Chancery Division – Directors’ Duties – VAT fraud

29 July 2011

On 29th July 2011 Mr. Justice Mann handed down judgment in favour of the liquidator, Deloitte LLP, in the case of Payless Cash & Carry (in liquidation) v. Patel (and others), [2011] EWHC 2112 (Ch) in which Rupert Butler appeared for the liquidator, pursuing claims against the director of a company who used his business to conduct a multi-million pound VAT fraud.

Issues

The issues were: (1) the extent of director’s duties to a company; (2) whether the trade of the company was genuine or fraudulent; (3) if fraudulent did the trade give rise to wrongful reclaims of VAT input tax.

Background

Since at least 2007 the company’s director had been running a cash and carry, Payless, in South London, selling alcohol and cigarettes. On investigation HMRC suspected that a proportion of suppliers to Payless had common characteristics which suggested they were not genuine traders. While all of these purported suppliers were registered for VAT they had no background in alcohol sales, no trading premises, no storage facilities, no haulage, no insurance, no capital, no terms of business, no credit facilities, and no visible directors with experience in commerce. On inspection, there was no evidence of any trading with Payless, although Payless held, in its possession, large quantities of invoices suggesting suspicious trade valued at over £30 million, and which it used to make VAT input tax reclaims, which were set-off against its output tax liability.
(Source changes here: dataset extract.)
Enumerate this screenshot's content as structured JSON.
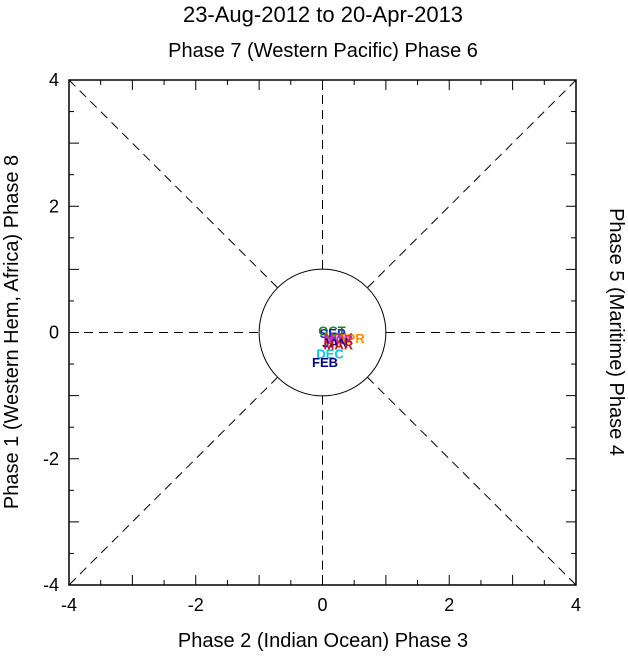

In December 2009, HMRC petitioned to place the company into provisional liquidation and Louise Brittain, then of Baker Tilly and now of Deloitte, was appointed provisional liquidator and then liquidator. The company, with an annual turnover of £40m was immediately closed down. The liquidator sought freezing injunctions and issued proceedings against Mr. Patel, the director, claiming relief under s.212 of the Insolvency Act 1986 and asking the court to award equitable compensation against him to the extent of the amounts of VAT input tax that had been wrongfully reclaimed.

The case then involved a close forensic analysis of Payless’ over 200 boxes of books and records to compare all of its trades and to sort out those that were fraudulent from those that were genuine. Mr. Patel defended the claim asserting that all of his trade was genuine and pointing to the evident commerce being conducted through a thriving cash and carry – his supplies were coming from somewhere. During the 11 day trial Rupert Butler presented the claim for the liquidator against leading counsel, using 10 fraudulent suppliers as the basis of his case, whose activities were analysed in minute detail by the court with the assistance of a forensic accountant from Deloitte and HMRC officers. Cross-examining Mr. Patel for over 5 days, Rupert Butler also scrutinised Payless’ books and records, including many volumes of manuscript ledgers and computer records, said to be compiled by Mr. Patel and several of his staff, who claimed these proved his trade was genuine.

In a 79 page judgment Mr. Justice Mann made detailed findings in respect of each supplier and the witnesses in general, before agreeing with Rupert Butler’s case and finding that Mr. Patel had conducted his business fraudulently and used concocted transactions to mask his trade and form which he benefitted by making a fraudulent VAT input tax reclaim exceeding £3.6m.